Kasus-kasus pelanggaran HAM masa lalu terus terus menjadi beban sejarah bangsa ini, termasuk bagi pemerintahan Presiden Joko Widodo.
Memulai periode kedua pemerintahannya, Presiden Jokowi kembali ditagih untuk menyelesaikan berbagai kasus HAM yang tidak tersentuh pada lima tahun pertama masa pemerintahannya.
Meskipun tak terdengar nyaring pada masa kampanye Pilpres 2019 lalu, komitmen Presiden Jokowi untuk menuntaskan utang sejarah kasus HAM pada periode kedua pemerintahannya terlontar dari Menkopolhukam Mahfud MD.
Ia mengaku mendapatkan tugas khusus dari Presiden Jokowi untuk segera menyelesaikan kasus-kasus pelanggaran HAM masa lalu.
Tugas ini diberikan bersamaan dengan tawaran menjadi menteri.
“Menyelesaikan masalah perlindungan HAM, membangun perlindungan HAM ke masa depan dan menyelesaikan masalah yang tersisa di masyarakat,” ujar Mahfud dalam acara Rakornas Forum Komunikasi Pimpinan Daerah (Forkopimda) di Sentul, Jawa Barat, Rabu (13/11/2019) lalu.
Sejurus kemudian, Mahfud mengusulkan untuk membentuk Komisi Kebenaran dan Rekonsiliasi (KKR) untuk menyelesaikan berbagai kasus pelanggaran HAM masa lalu.

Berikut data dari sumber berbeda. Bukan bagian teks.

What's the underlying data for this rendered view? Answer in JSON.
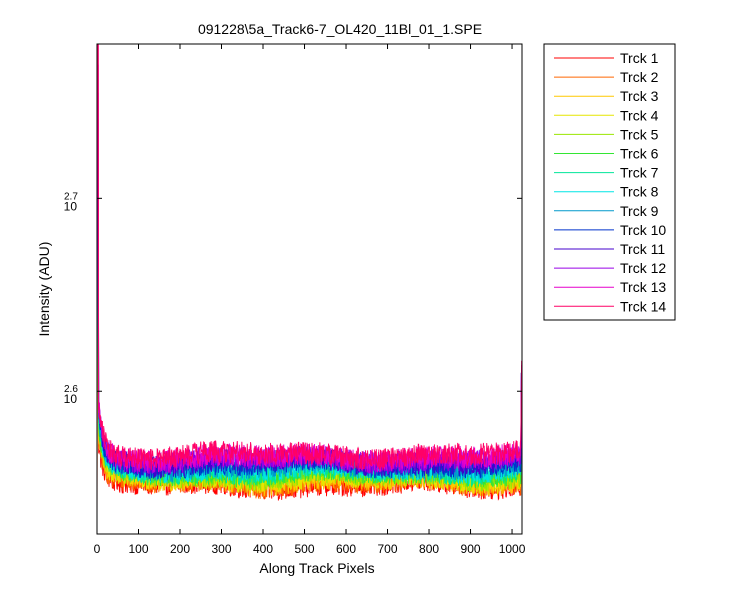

Draft RUU KKR, yang menjadi dasar hukum bagi pembentukan komisi tersebut, telah rampung dan masuk dalam program legislasi nasional atau Prolegnas 2020.
Model penyelesaian kasus-kasus pelanggaran HAM masa lalu melalui KKR telah dilakukan oleh banyak negara.
Hal ini menyusul kisah sukses Arfika Selatan pasca-apartheid dalam menjalankan KKR untuk menyelesaikan kejahatan HAM rezim apartheid.
Prinsip dasar dari KKR adalah mencari kebenaran demi perdamaian.
Karena itu, mekanisme kerjanya adalah adalah memberi kesaksian, mencatat, memeriksa, memberi amnesti kepada pelaku pelanggar HAM (dalam kasus tertentu), memberi ganti rugi dan rehabilitasi.
Amnesti diberikan dengan syarat pengakuan akan kejahatan HAM oleh pelaku.